The Chronicle recently announced the selection of an editor for the business section:
Laura Goldberg has been named business editor of the Houston Chronicle, editor Jeff Cohen has announced.
She has been interim business editor since last summer.
“Laura already is a forceful advocate for expanding and improving the section’s reach and for owning the franchise on important local beats from energy to health care to Latin America,” Cohen said in making the announcement.
In eight years at the Chronicle, Goldberg covered airlines and energy as a reporter.
As if on cue, the business section ran a story by the D.C. bureau’s Dirk Vanderhart a few days later on a newly released report on airline service. The story contained useful information such as:
While customer satisfaction declined a bit last year at Continental Airlines, the Houston carrier improved its rank among the nation’s top airlines, according to a report on airline service released Monday.
[snip]
“Measured against our network airline peers, 2005 was an outstanding year for Continental, where we ranked first or second in all of the key U.S. Department of Transportation performance categories,” the company said in a prepared statement.
[snip]
In its statement, Continental acknowledged that flying so many planes with so few empty seats is a challenge.

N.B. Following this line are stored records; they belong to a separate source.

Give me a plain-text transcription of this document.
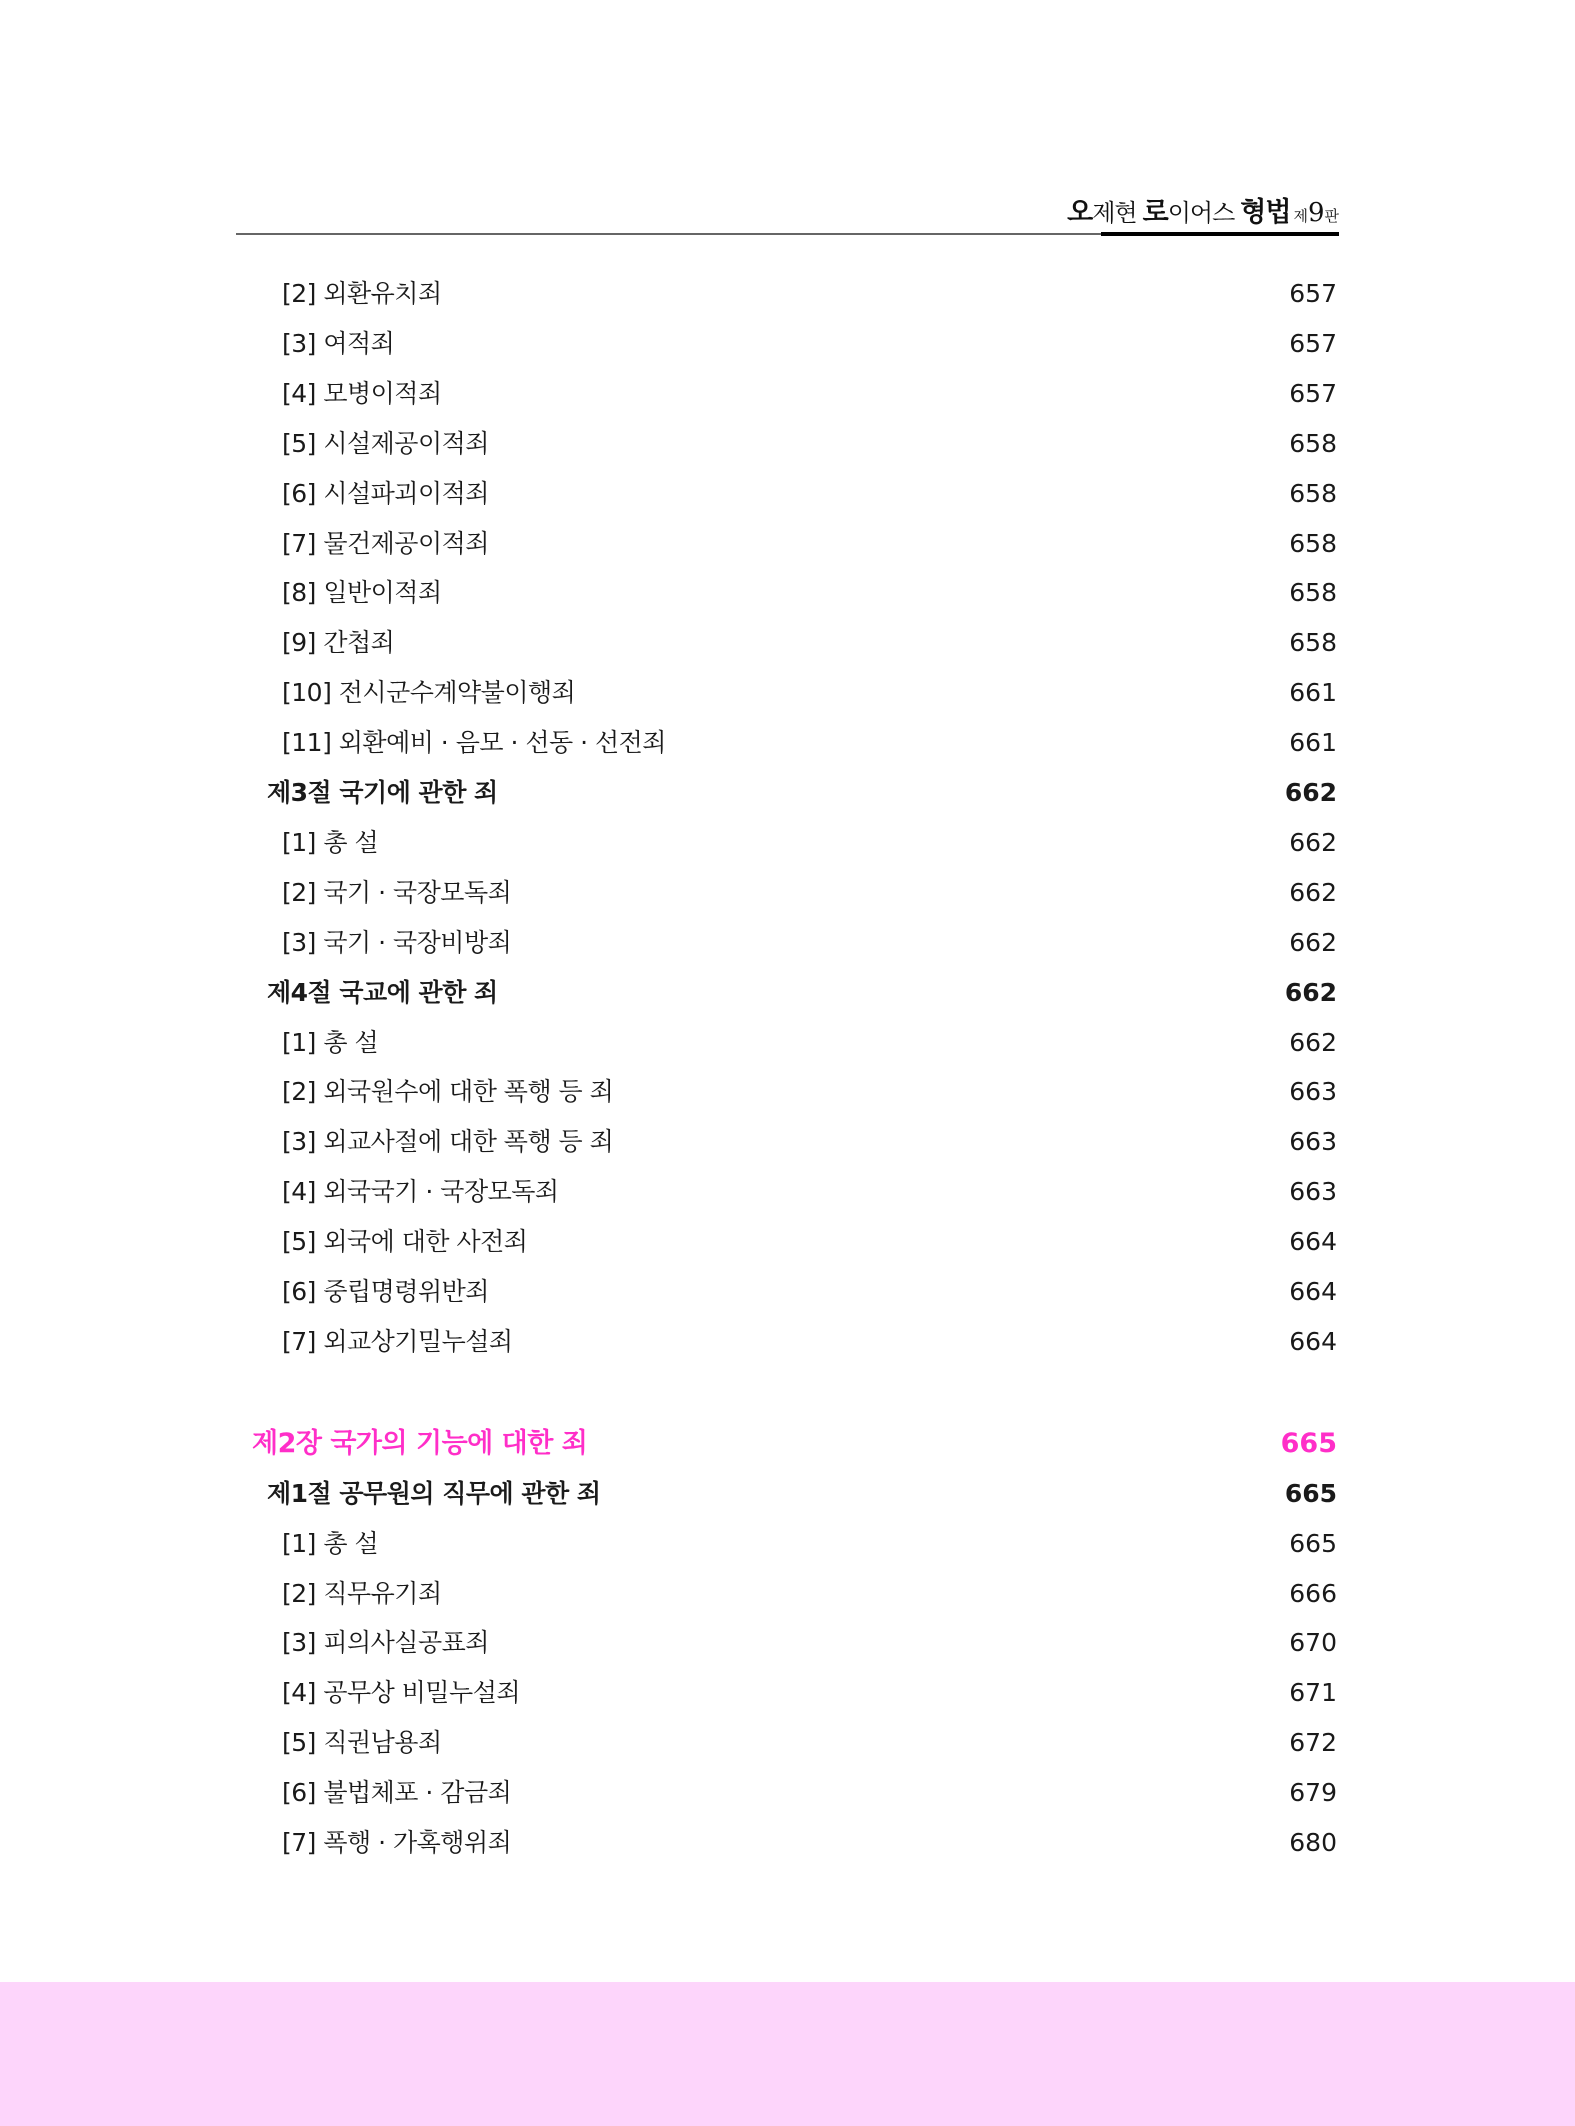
오 제현 로 이어스 형법 제 9 판
[2] 외환유치죄	657
[3] 여적죄	657
[4] 모병이적죄	657
[5] 시설제공이적죄	658
[6] 시설파괴이적죄	658
[7] 물건제공이적죄	658
[8] 일반이적죄	658
[9] 간첩죄	658
[10] 전시군수계약불이행죄	661
[11] 외환예비 · 음모 · 선동 · 선전죄	661
제3절 국기에 관한 죄	662
[1] 총 설	662
[2] 국기 · 국장모독죄	662
[3] 국기 · 국장비방죄	662
제4절 국교에 관한 죄	662
[1] 총 설	662
[2] 외국원수에 대한 폭행 등 죄	663
[3] 외교사절에 대한 폭행 등 죄	663
[4] 외국국기 · 국장모독죄	663
[5] 외국에 대한 사전죄	664
[6] 중립명령위반죄	664
[7] 외교상기밀누설죄	664
제2장 국가의 기능에 대한 죄	665
제1절 공무원의 직무에 관한 죄	665
[1] 총 설	665
[2] 직무유기죄	666
[3] 피의사실공표죄	670
[4] 공무상 비밀누설죄	671
[5] 직권남용죄	672
[6] 불법체포 · 감금죄	679
[7] 폭행 · 가혹행위죄	680
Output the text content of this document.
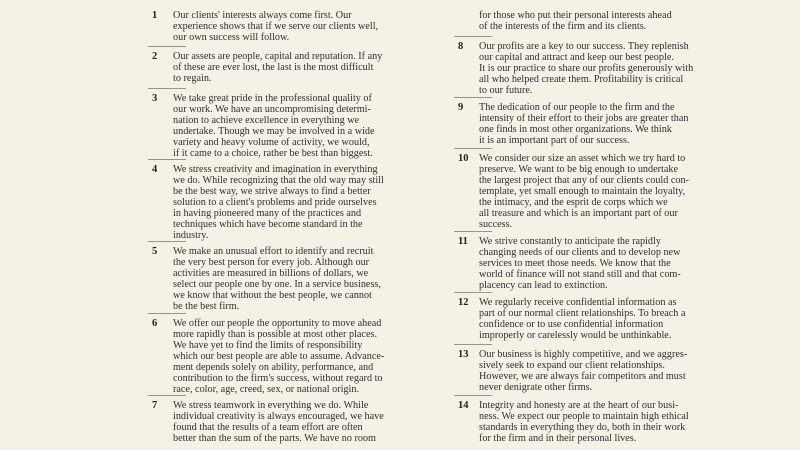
1 Our clients' interests always come first. Our
experience shows that if we serve our clients well,
our own success will follow.
2 Our assets are people, capital and reputation. If any
of these are ever lost, the last is the most difficult
to regain.
3 We take great pride in the professional quality of
our work. We have an uncompromising determi-
nation to achieve excellence in everything we
undertake. Though we may be involved in a wide
variety and heavy volume of activity, we would,
if it came to a choice, rather be best than biggest.
4 We stress creativity and imagination in everything
we do. While recognizing that the old way may still
be the best way, we strive always to find a better
solution to a client's problems and pride ourselves
in having pioneered many of the practices and
techniques which have become standard in the
industry.
5 We make an unusual effort to identify and recruit
the very best person for every job. Although our
activities are measured in billions of dollars, we
select our people one by one. In a service business,
we know that without the best people, we cannot
be the best firm.
6 We offer our people the opportunity to move ahead
more rapidly than is possible at most other places.
We have yet to find the limits of responsibility
which our best people are able to assume. Advance-
ment depends solely on ability, performance, and
contribution to the firm's success, without regard to
race, color, age, creed, sex, or national origin.
7 We stress teamwork in everything we do. While
individual creativity is always encouraged, we have
found that the results of a team effort are often
better than the sum of the parts. We have no room
for those who put their personal interests ahead
of the interests of the firm and its clients.
8 Our profits are a key to our success. They replenish
our capital and attract and keep our best people.
It is our practice to share our profits generously with
all who helped create them. Profitability is critical
to our future.
9 The dedication of our people to the firm and the
intensity of their effort to their jobs are greater than
one finds in most other organizations. We think
it is an important part of our success.
10 We consider our size an asset which we try hard to
preserve. We want to be big enough to undertake
the largest project that any of our clients could con-
template, yet small enough to maintain the loyalty,
the intimacy, and the esprit de corps which we
all treasure and which is an important part of our
success.
11 We strive constantly to anticipate the rapidly
changing needs of our clients and to develop new
services to meet those needs. We know that the
world of finance will not stand still and that com-
placency can lead to extinction.
12 We regularly receive confidential information as
part of our normal client relationships. To breach a
confidence or to use confidential information
improperly or carelessly would be unthinkable.
13 Our business is highly competitive, and we aggres-
sively seek to expand our client relationships.
However, we are always fair competitors and must
never denigrate other firms.
14 Integrity and honesty are at the heart of our busi-
ness. We expect our people to maintain high ethical
standards in everything they do, both in their work
for the firm and in their personal lives.
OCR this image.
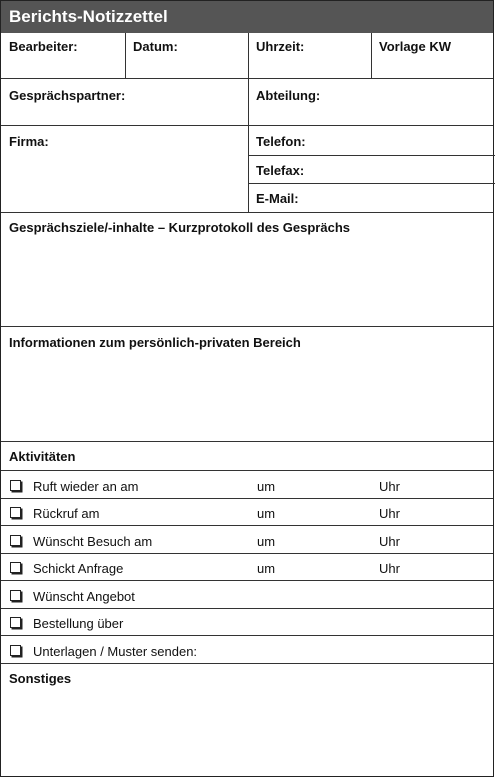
Berichts-Notizzettel
Bearbeiter:	Datum:	Uhrzeit:	Vorlage KW
Gesprächspartner:	Abteilung:
Firma:	Telefon:
Telefax:
E-Mail:
Gesprächsziele/-inhalte – Kurzprotokoll des Gesprächs
Informationen zum persönlich-privaten Bereich
Aktivitäten
Ruft wieder an am	um	Uhr
Rückruf am	um	Uhr
Wünscht Besuch am	um	Uhr
Schickt Anfrage	um	Uhr
Wünscht Angebot
Bestellung über
Unterlagen / Muster senden:
Sonstiges
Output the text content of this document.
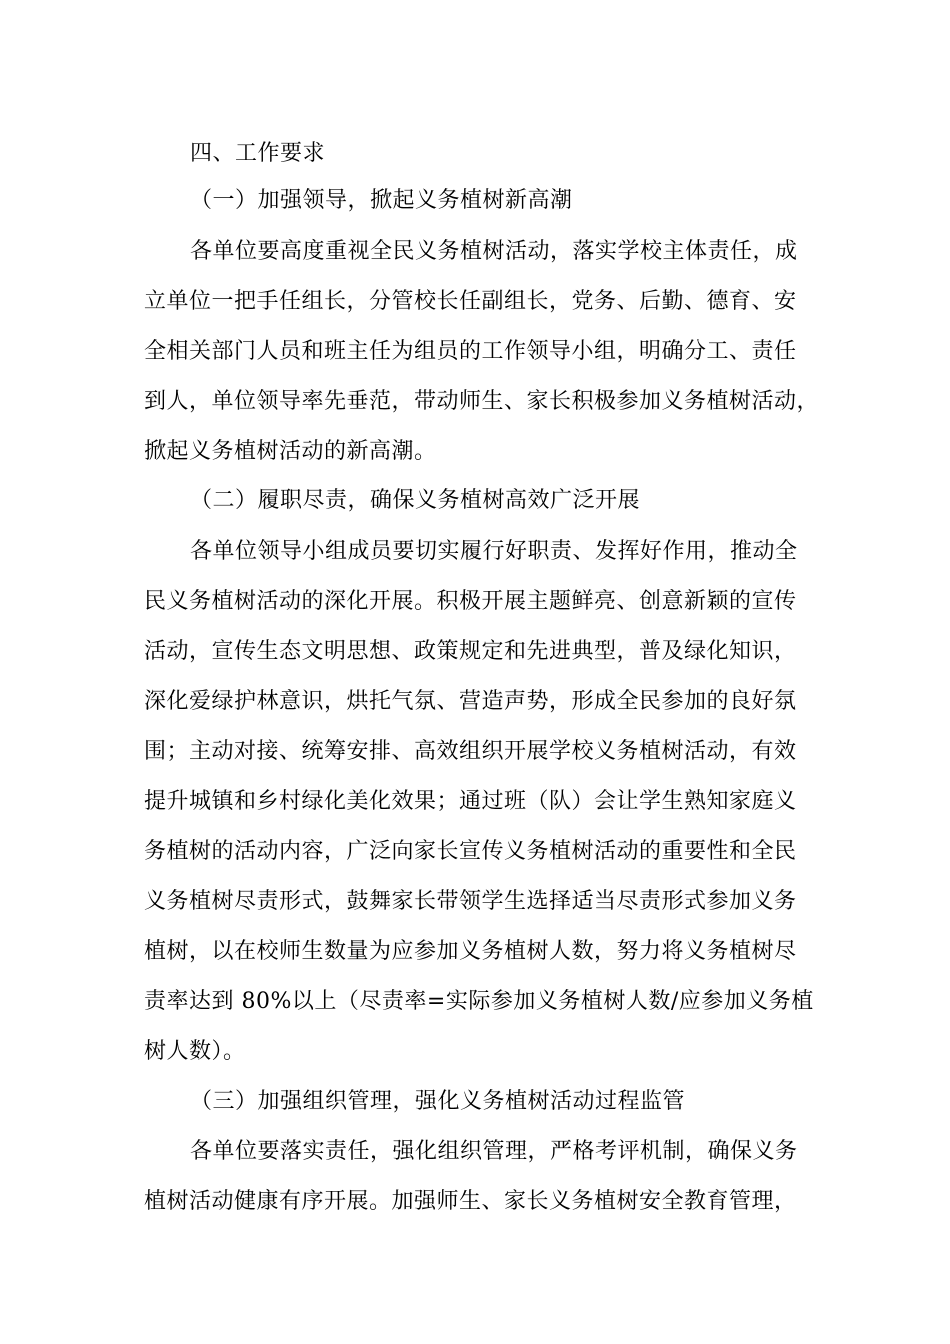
四、工作要求
（一）加强领导，掀起义务植树新高潮
各单位要高度重视全民义务植树活动，落实学校主体责任，成
立单位一把手任组长，分管校长任副组长，党务、后勤、德育、安
全相关部门人员和班主任为组员的工作领导小组，明确分工、责任
到人，单位领导率先垂范，带动师生、家长积极参加义务植树活动，
掀起义务植树活动的新高潮。
（二）履职尽责，确保义务植树高效广泛开展
各单位领导小组成员要切实履行好职责、发挥好作用，推动全
民义务植树活动的深化开展。积极开展主题鲜亮、创意新颖的宣传
活动，宣传生态文明思想、政策规定和先进典型，普及绿化知识，
深化爱绿护林意识，烘托气氛、营造声势，形成全民参加的良好氛
围；主动对接、统筹安排、高效组织开展学校义务植树活动，有效
提升城镇和乡村绿化美化效果；通过班（队）会让学生熟知家庭义
务植树的活动内容，广泛向家长宣传义务植树活动的重要性和全民
义务植树尽责形式，鼓舞家长带领学生选择适当尽责形式参加义务
植树，以在校师生数量为应参加义务植树人数，努力将义务植树尽
责率达到 80%以上（尽责率=实际参加义务植树人数/应参加义务植
树人数）。
（三）加强组织管理，强化义务植树活动过程监管
各单位要落实责任，强化组织管理，严格考评机制，确保义务
植树活动健康有序开展。加强师生、家长义务植树安全教育管理，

“We’re flying with record load factors,” the company said.”While that poses significant operational challenges, we feel we are doing an excellent job in meeting the expectations of our more than 60 million annual customers.”
So if the Chronicle is really serious about “owning the franchise on important local beats,” wouldn’t it have been a good idea to interview an actual living, breathing person at Continental, the Houston-based carrier, instead of quoting from a prepared statement — and perhaps to follow up with someone in the Houston Airport System? Wouldn’t one even expect it, given the new section editor’s experience in covering airlines?